Proof: Let $c \in C$ and $\epsilon = 1$. Let $\delta > 0$. Since $\displaystyle \lim_{n \to \infty} \frac{1}{3^{n}} = 0$ (we are skipping the proof of this), there exists $N \in \mathbb{R}$ such that for all $n \in \mathbb{N}$, if $n > N$ then $|\frac{1}{3^{n}} - 0| = \frac{1}{3^{n}} < \delta$. Let $n > N$. We know $C_{n}$ is the union of $2^{n}$ closed intervals, each of length $\frac{1}{3^{n}} < \delta$. Define $A=[a_{1}, a_{2}]$ to be the interval of $C_{n}$ that contains $c$. Since $A$ has length $\frac{1}{3^{n}}$, we know $c - \delta < a_{1}$ and $c + \delta > a_{2}$. For any $b \in C_{n}$ with $b \notin A$, we know $b \geq a_{2} + \frac{1}{3^{n}}$ or $b \leq a_{1} - \frac{1}{3^{n}}$. If $1 \notin A$, there exists $x \in [0,1]$ such that $-(c + \delta) < a_{2} < x <$ min$\{c + \delta, a_{2} + \frac{1}{3^{n}}\}$. If $1 \in A$, there exists $y \in [0,1]$ such that max$\{c - \delta, a_{1} - \frac{1}{3^{n}}\} < y < a_{1} < -(c - \delta)$. We will assume that such an $x$ exists. The proof is similar for the case where such a $y$ exists. Since $x > a_{2}$, we know $x \notin A$. Since $x < a_{2} + \frac{1}{3^{n}}$, we know $x \notin C_{n}$. Thus $x \notin C$ and so $g(x) = 0$. Then we have $|x - c| < \delta$ and $|g(x) - g(c)|=|0-1|=1 = \epsilon$. Since we chose $\delta$ arbitrarily, $g$ is not continuous at $c$.

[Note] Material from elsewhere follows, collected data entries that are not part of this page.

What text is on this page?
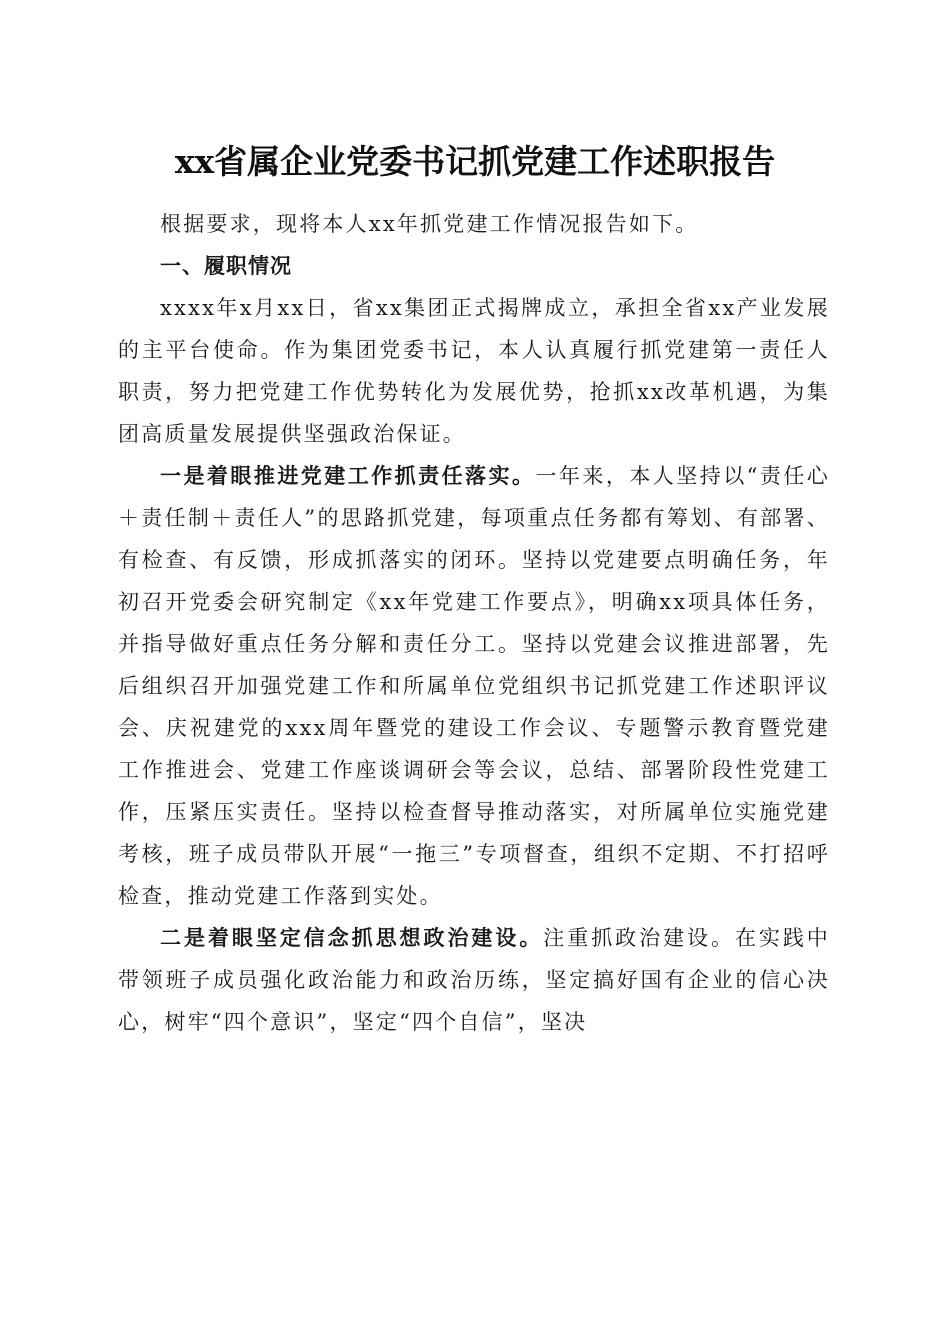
xx省属企业党委书记抓党建工作述职报告

根据要求，现将本人xx年抓党建工作情况报告如下。

一、履职情况

xxxx年x月xx日，省xx集团正式揭牌成立，承担全省xx产业发展的主平台使命。作为集团党委书记，本人认真履行抓党建第一责任人职责，努力把党建工作优势转化为发展优势，抢抓xx改革机遇，为集团高质量发展提供坚强政治保证。

一是着眼推进党建工作抓责任落实。一年来，本人坚持以“责任心＋责任制＋责任人”的思路抓党建，每项重点任务都有筹划、有部署、有检查、有反馈，形成抓落实的闭环。坚持以党建要点明确任务，年初召开党委会研究制定《xx年党建工作要点》，明确xx项具体任务，并指导做好重点任务分解和责任分工。坚持以党建会议推进部署，先后组织召开加强党建工作和所属单位党组织书记抓党建工作述职评议会、庆祝建党的xxx周年暨党的建设工作会议、专题警示教育暨党建工作推进会、党建工作座谈调研会等会议，总结、部署阶段性党建工作，压紧压实责任。坚持以检查督导推动落实，对所属单位实施党建考核，班子成员带队开展“一拖三”专项督查，组织不定期、不打招呼检查，推动党建工作落到实处。

二是着眼坚定信念抓思想政治建设。注重抓政治建设。在实践中带领班子成员强化政治能力和政治历练，坚定搞好国有企业的信心决心，树牢“四个意识”，坚定“四个自信”，坚决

A simpler proof: Suppose $g$ is continuous at $c \in C$. Then there exits an interval $(c-r,c+r)$ such that $|g(x)-g(c)| <\frac 1 2$ for all $x \in (c-r,c+r)$. But then $g(x) >g(c)-\frac 1 2=\frac 1 2>0$ which gives $g(x)=1$ for all $x \in (c-r,c+r)$. But the $(c-r,c+r)\subseteq C$ which is a contradiction since $C$ has no interior.